Deep transfer learning for breast cancer detection in underserved regions.
Authors
Affiliations (3)
Affiliations (3)
- Computer System Engineering Department, Arab American University, Jenin, Palestine.
- Software Engineering Department, Bethlehem University, Bethlehem, Palestine.
- AI and Data Science Department, Arab American University, Jenin, Palestine.
Abstract
In Palestine, breast cancer is the leading cancer in women, constituting more than 34% of all cancer cases in women and 12% of all cancer related deaths. The Palestinian health care system is suffering from shortages, lack of advanced diagnostic equipment, among other issues. This study proposes a new two-step deep learning method for breast cancer detection in mammograms, with a particular focus on the potential of using it in low-resource settings like Palestine. The framework categorizes the tumor and adds a cost-effective and scalable diagnostic support tool that differentiates benign from malignant tumors. The proposed framework operates in two sequential stages. First, a U-Net architecture with a VGG16 encoder backbone, trained from scratch on the CBIS-DDSM mammography dataset, performs lesion segmentation. The CBIS-DDSM training set comprised 2,206 mammograms and the test set 576 images, all with ground truth binary masks. Second, a VGG16 classification model initialized with ImageNet pretrained weights classifies the segmented regions as benign or malignant. The classifier was tested on a subset of 34 patients from the Palestine Hospital dataset (12 benign, 22 malignant), which was used exclusively for external testing, in which no Palestine data were used in training or validation. The U-Net segmentation model achieved a mean IoU of 0.70, Dice coefficient of 0.74, precision of 0.78, and recall of 0.71 on the CBIS-DDSM test set. The VGG16 classifier achieved 91% accuracy, 0.91 precision, 0.95 recall (malignant class), and AUC of 0.97 on the Palestine evaluation subset.
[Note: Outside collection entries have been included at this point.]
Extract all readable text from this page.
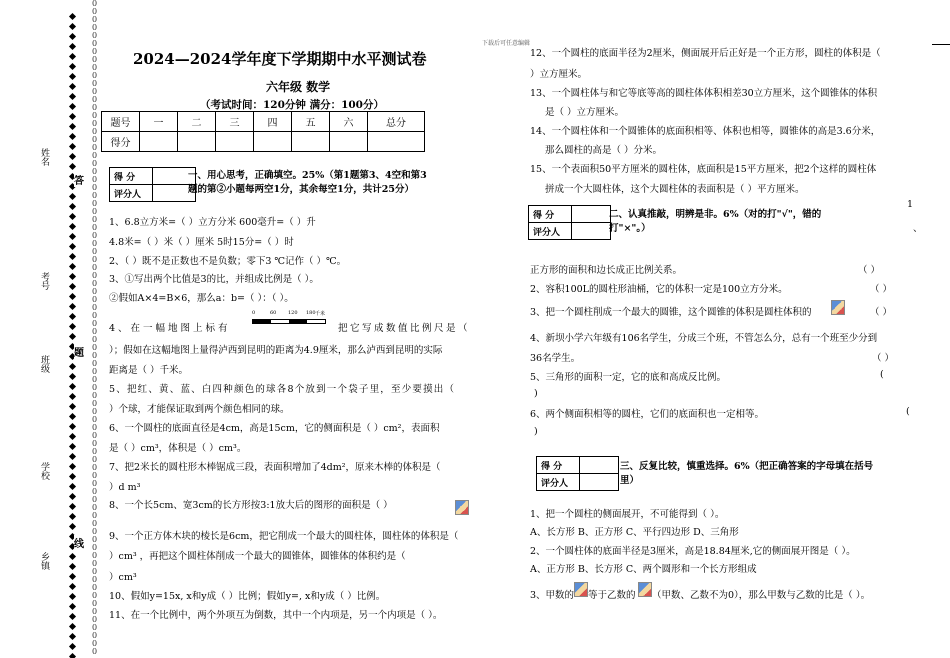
0
0
0
0
0
0
0
0
0
0
0
0
0
0
0
0
0
0
0
0
0
0
0
0
0
0
0
0
0
0
0
0
0
0
0
0
0
0
0
0
0
0
0
0
0
0
0
0
0
0
0
0
0
0
0
0
0
0
0
0
0
0
0
0
0
0
0
0
0
0
0
0
0
0
0
0
0
0
0
0
0
0

姓名
考号
班级
学校
乡镇
答
题
线
下载后可任意编辑
2024—2024学年度下学期期中水平测试卷
六年级 数学
（考试时间：120分钟 满分：100分）
题号	一	二	三	四	五	六	总分
得分							
得 分	
评分人	
一、用心思考，正确填空。25%（第1题第3、4空和第3
题的第②小题每两空1分，其余每空1分，共计25分）
1、6.8立方米=（ ）立方分米 600毫升=（ ）升
4.8米=（ ）米（ ）厘米 5时15分=（ ）时
2、（ ）既不是正数也不是负数；零下3 ℃记作（ ）℃。
3、①写出两个比值是3的比，并组成比例是（ ）。
②假如A×4=B×6，那么a：b=（ ）：（ ）。
4、在一幅地图上标有
0	60 120 180 千米
把它写成数值比例尺是（
）；假如在这幅地图上量得泸西到昆明的距离为4.9厘米，那么泸西到昆明的实际
距离是（ ）千米。
5、把红、黄、蓝、白四种颜色的球各8个放到一个袋子里，至少要摸出（
）个球，才能保证取到两个颜色相同的球。
6、一个圆柱的底面直径是4cm，高是15cm，它的侧面积是（ ）cm²，表面积
是（ ）cm³，体积是（ ）cm³。
7、把2米长的圆柱形木棒锯成三段，表面积增加了4dm²，原来木棒的体积是（
）d m³
8、一个长5cm、宽3cm的长方形按3:1放大后的图形的面积是（ ）
9、一个正方体木块的棱长是6cm，把它削成一个最大的圆柱体，圆柱体的体积是（
）cm³ ，再把这个圆柱体削成一个最大的圆锥体，圆锥体的体积约是（
）cm³
10、假如y=15x, x和y成（ ）比例；假如y=, x和y成（ ）比例。
11、在一个比例中，两个外项互为倒数，其中一个内项是，另一个内项是（ ）。
12、一个圆柱的底面半径为2厘米，侧面展开后正好是一个正方形，圆柱的体积是（
）立方厘米。
13、一个圆柱体与和它等底等高的圆柱体体积相差30立方厘米，这个圆锥体的体积
是（ ）立方厘米。
14、一个圆柱体和一个圆锥体的底面积相等、体积也相等，圆锥体的高是3.6分米，
那么圆柱的高是（ ）分米。
15、一个表面积50平方厘米的圆柱体，底面积是15平方厘米，把2个这样的圆柱体
拼成一个大圆柱体，这个大圆柱体的表面积是（ ）平方厘米。
得 分	
评分人	
二、认真推敲，明辨是非。6%（对的打"√"，错的
打"×"。）
1
、
正方形的面积和边长成正比例关系。	（ ）
2、容积100L的圆柱形油桶，它的体积一定是100立方分米。	（ ）
3、把一个圆柱削成一个最大的圆锥，这个圆锥的体积是圆柱体积的	（ ）
4、新坝小学六年级有106名学生，分成三个班，不管怎么分，总有一个班至少分到
36名学生。	（ ）
5、三角形的面积一定，它的底和高成反比例。	(
)
6、两个侧面积相等的圆柱，它们的底面积也一定相等。	(
)
得 分	
评分人	
三、反复比较，慎重选择。6%（把正确答案的字母填在括号
里）
1、把一个圆柱的侧面展开，不可能得到（ ）。
A、长方形 B、正方形 C、平行四边形 D、三角形
2、一个圆柱体的底面半径是3厘米，高是18.84厘米,它的侧面展开图是（ ）。
A、正方形 B、长方形 C、两个圆形和一个长方形组成
3、甲数的 等于乙数的 （甲数、乙数不为0），那么甲数与乙数的比是（ ）。
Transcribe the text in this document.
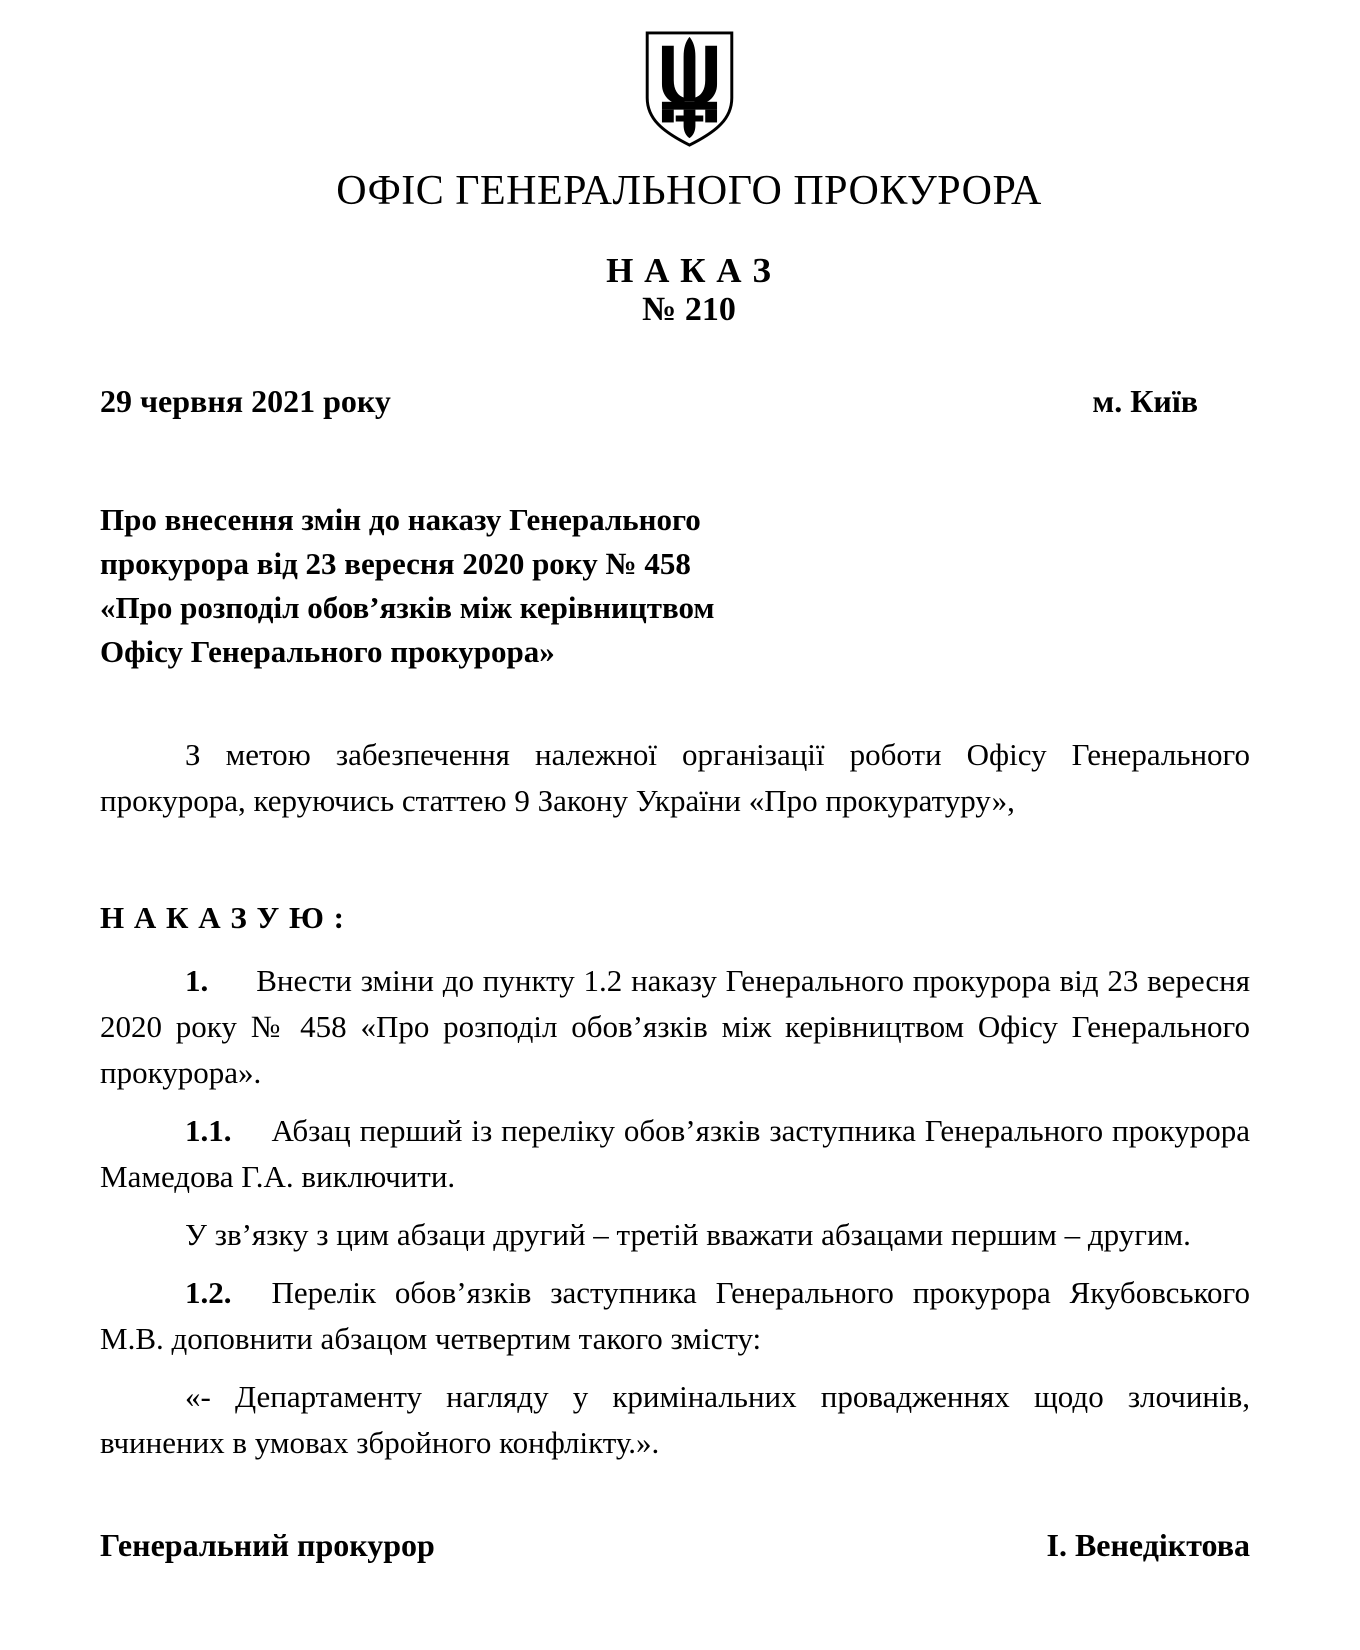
ОФІС ГЕНЕРАЛЬНОГО ПРОКУРОРА
Н А К А З
№ 210
29 червня 2021 року	м. Київ
Про внесення змін до наказу Генерального
прокурора від 23 вересня 2020 року № 458
«Про розподіл обов’язків між керівництвом
Офісу Генерального прокурора»

З метою забезпечення належної організації роботи Офісу Генерального прокурора, керуючись статтею 9 Закону України «Про прокуратуру»,

Н А К А З У Ю :

1. Внести зміни до пункту 1.2 наказу Генерального прокурора від 23 вересня 2020 року № 458 «Про розподіл обов’язків між керівництвом Офісу Генерального прокурора».

1.1. Абзац перший із переліку обов’язків заступника Генерального прокурора Мамедова Г.А. виключити.

У зв’язку з цим абзаци другий – третій вважати абзацами першим – другим.

1.2. Перелік обов’язків заступника Генерального прокурора Якубовського М.В. доповнити абзацом четвертим такого змісту:

«- Департаменту нагляду у кримінальних провадженнях щодо злочинів, вчинених в умовах збройного конфлікту.».

Генеральний прокурор	І. Венедіктова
Comparison against ResNet50 (85% accuracy) and MobileNet (82%) confirms the superiority of the proposed approach. The present study proposes a promising proof-of-concept deep learning pipeline for breast cancer detection. The results show that it is feasible in a low-resource environment, but would need to be validated on a larger annotated local dataset before deployment. The framework provides a guidance for scalable and cost-effective diagnostic assistance in underserved areas.